Regular physical activity reduces cancer-related fatigue, maintains quality of life and physical function, and improves overall prognosis and survival for patients with cancer. However, communications regarding physical activity vary among oncology care providers.
In this study, researchers investigated patient-provider communications about physical activity during routine clinic visits with patients with early stage breast, colon, or prostate cancer.
The study was conducted via retrospective chart review for documentation of discussions regarding physical activity in clinician notes and after-visit patient summaries.
The findings revealed that 55 oncology care providers had 361 encounters (clinic visits) with patients with early stage cancer, 35% of which included a communication about physical activity, exercise, or activity.

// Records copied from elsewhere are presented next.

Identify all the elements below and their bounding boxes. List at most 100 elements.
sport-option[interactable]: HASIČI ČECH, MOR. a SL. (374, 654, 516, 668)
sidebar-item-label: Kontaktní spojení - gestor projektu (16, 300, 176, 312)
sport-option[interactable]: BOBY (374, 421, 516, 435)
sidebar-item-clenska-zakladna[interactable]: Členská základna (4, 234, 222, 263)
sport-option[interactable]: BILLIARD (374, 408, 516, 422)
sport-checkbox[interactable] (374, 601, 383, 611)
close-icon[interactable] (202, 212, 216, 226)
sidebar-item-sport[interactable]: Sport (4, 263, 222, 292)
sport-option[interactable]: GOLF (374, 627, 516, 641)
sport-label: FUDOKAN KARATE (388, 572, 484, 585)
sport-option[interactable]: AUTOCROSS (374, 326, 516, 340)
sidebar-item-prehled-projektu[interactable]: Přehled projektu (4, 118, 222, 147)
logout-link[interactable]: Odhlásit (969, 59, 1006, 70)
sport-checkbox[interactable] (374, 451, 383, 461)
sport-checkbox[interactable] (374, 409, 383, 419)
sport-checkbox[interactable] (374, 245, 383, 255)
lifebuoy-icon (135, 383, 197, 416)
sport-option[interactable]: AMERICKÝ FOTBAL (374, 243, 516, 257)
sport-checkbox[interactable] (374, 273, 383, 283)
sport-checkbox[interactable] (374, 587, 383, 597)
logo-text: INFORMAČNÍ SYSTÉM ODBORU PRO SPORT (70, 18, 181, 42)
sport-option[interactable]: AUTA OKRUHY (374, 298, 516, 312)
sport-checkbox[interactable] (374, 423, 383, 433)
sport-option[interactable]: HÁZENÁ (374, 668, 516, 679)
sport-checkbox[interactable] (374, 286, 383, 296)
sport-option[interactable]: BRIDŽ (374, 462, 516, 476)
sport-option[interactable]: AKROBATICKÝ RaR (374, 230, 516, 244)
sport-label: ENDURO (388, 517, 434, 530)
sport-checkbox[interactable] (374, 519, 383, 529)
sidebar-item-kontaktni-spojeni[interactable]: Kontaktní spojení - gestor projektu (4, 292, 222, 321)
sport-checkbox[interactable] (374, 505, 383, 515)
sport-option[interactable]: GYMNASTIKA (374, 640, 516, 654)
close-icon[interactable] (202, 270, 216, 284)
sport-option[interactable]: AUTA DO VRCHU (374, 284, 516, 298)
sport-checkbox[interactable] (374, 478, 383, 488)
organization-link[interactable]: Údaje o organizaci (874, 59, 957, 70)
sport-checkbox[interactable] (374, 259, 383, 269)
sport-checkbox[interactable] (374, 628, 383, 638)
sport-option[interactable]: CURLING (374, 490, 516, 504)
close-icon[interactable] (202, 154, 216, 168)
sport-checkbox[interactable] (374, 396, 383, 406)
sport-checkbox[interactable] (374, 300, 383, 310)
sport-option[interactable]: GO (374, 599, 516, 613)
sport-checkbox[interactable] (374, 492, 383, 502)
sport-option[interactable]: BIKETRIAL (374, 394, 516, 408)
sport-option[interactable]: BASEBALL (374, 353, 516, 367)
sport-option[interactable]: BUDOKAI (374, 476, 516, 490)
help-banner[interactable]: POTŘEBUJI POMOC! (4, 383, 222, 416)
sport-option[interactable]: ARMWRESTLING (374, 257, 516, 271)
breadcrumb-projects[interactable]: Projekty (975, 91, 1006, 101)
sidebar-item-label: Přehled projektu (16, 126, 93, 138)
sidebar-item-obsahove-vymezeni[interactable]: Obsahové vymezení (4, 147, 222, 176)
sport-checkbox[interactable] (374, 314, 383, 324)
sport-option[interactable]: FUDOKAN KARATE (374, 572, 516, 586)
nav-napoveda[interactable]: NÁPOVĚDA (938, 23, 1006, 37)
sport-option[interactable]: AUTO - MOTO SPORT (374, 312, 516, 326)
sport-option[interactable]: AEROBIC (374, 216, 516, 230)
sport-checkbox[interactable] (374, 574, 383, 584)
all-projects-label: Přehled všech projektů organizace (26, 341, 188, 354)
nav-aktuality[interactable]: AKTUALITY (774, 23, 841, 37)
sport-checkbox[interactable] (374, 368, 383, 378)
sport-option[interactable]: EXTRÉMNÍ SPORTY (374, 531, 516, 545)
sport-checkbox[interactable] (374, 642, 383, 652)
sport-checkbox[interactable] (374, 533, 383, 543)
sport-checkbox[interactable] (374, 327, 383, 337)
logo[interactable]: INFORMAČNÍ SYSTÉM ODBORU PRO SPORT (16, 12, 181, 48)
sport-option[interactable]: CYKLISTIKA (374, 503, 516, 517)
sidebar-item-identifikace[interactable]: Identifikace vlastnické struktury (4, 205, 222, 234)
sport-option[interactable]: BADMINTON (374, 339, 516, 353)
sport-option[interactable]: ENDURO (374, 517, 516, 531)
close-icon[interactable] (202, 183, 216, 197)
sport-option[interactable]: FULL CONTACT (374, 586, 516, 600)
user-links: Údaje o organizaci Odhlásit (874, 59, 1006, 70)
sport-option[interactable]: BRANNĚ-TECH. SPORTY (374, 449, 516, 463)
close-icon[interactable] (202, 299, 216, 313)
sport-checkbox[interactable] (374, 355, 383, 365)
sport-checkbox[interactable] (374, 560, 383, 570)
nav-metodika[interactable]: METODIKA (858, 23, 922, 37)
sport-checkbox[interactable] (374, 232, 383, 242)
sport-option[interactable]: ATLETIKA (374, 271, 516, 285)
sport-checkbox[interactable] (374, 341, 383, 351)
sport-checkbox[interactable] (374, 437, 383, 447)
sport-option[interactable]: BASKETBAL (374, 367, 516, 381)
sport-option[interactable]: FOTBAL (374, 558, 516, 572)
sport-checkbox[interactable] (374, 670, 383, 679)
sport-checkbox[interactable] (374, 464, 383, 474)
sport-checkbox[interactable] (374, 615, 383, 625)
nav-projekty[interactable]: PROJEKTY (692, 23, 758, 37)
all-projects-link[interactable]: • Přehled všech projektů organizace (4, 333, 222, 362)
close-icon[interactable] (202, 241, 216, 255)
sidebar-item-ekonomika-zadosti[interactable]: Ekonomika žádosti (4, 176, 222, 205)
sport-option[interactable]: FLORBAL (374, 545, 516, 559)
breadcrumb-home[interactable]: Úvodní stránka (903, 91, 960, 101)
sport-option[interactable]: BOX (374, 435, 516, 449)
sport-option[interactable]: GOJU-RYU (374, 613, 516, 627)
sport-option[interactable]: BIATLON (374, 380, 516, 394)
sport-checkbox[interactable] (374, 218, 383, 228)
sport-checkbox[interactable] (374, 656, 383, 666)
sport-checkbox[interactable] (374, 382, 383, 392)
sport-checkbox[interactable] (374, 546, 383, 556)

Physical activity communications occurred in 55% of visits with medical oncologist and 20% of encounters with other clinician specialties. Likelihood of such discussions increased with patient age.
Rate of physical activity communications was higher for patients who were seen for surveillance, chemotherapy, or endocrine treatment (46%, 37%, and 58%, respectively) than for patients whose visit was related to radiation treatment or surgery (6% and 19%, respectively).
1. Nyrop KA, Deal AM, Williams GR, Guerard EJ, Pergolotti M, Muss HB. Physical activity communication between oncology providers and patients with early-stage breast, colon, or prostate cancer [published online ahead of print November 13, 2015]. Cancer. doi:10.1002/cncr.29786.